Due to increased quantity and quality of life arising from combination antiretroviral therapy, HIV has evolved into a complex chronic health condition.[1–3] In turn, there is a requirement to shift from a focus on treatment of opportunistic infections toward the prevention and management of multimorbidity[4] among people living with HIV (PLWH). This shift reinforces the importance of meeting the comprehensive, continuous care needs of PLWH while promoting the integration of primary care with other medical specialties.[5] Physicians specialized in HIV or infectious diseases predominately manage the care of PLWH in Canada,[6] and while they are best equipped to deliver disease-specific care,[7] primary care providers have the expertise to deliver chronic disease care.[8] Canadian HIV primary care settings are more likely to offer preventative health services than specialist care settings.[9] Currently, we know little about how the evolving needs of PLWH are met within the settings where they receive care.

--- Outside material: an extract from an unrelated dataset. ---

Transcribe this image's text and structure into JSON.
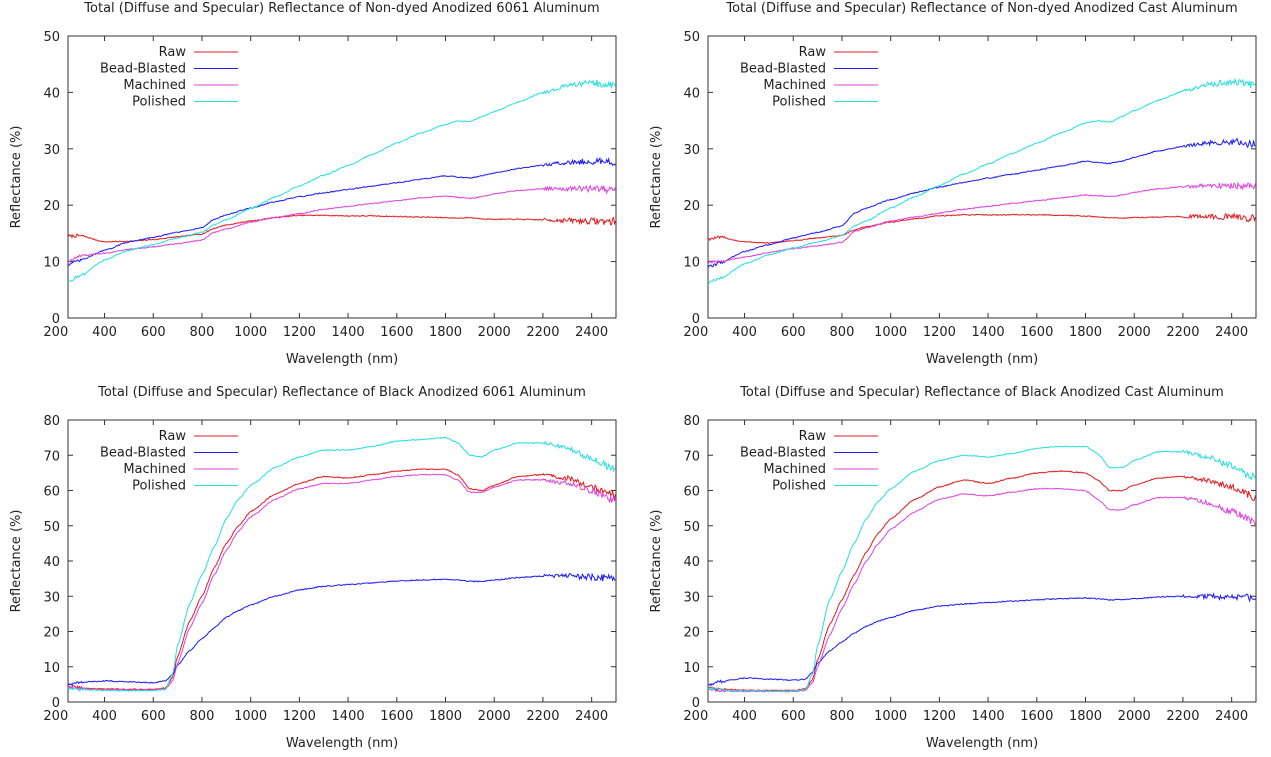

The patient-centered medical home (PCMH) is an approach to transforming primary care delivery through improving its quality, effectiveness, and efficiency, thereby facilitating its role as the foundation of a high-performing health system.[10] The joint domains of the PCMH (Table 1) have the potential to address existing care gaps through integration and collaboration between primary and specialist care, community health and social services.[11] The Ryan White–funded HIV clinics became early adopters of the PCMH model[12] that has since become the standard for primary care delivery.[13–15] A recent study of HIV clinics within the Veterans Affairs Health System found variation in the alignment of HIV specialty clinics to PCMH principles.[16] Our objective was to determine the alignment of Canadian HIV care settings, which vary considerably in structure, function, and team composition,[9] to the PCMH. As all Canadian provinces have a single-payer system with universal access to physician services, our findings can inform recommendations to ensure PLWH receive patient-centered care in a setting and with providers appropriate to their evolving physical, mental, cognitive, and social needs.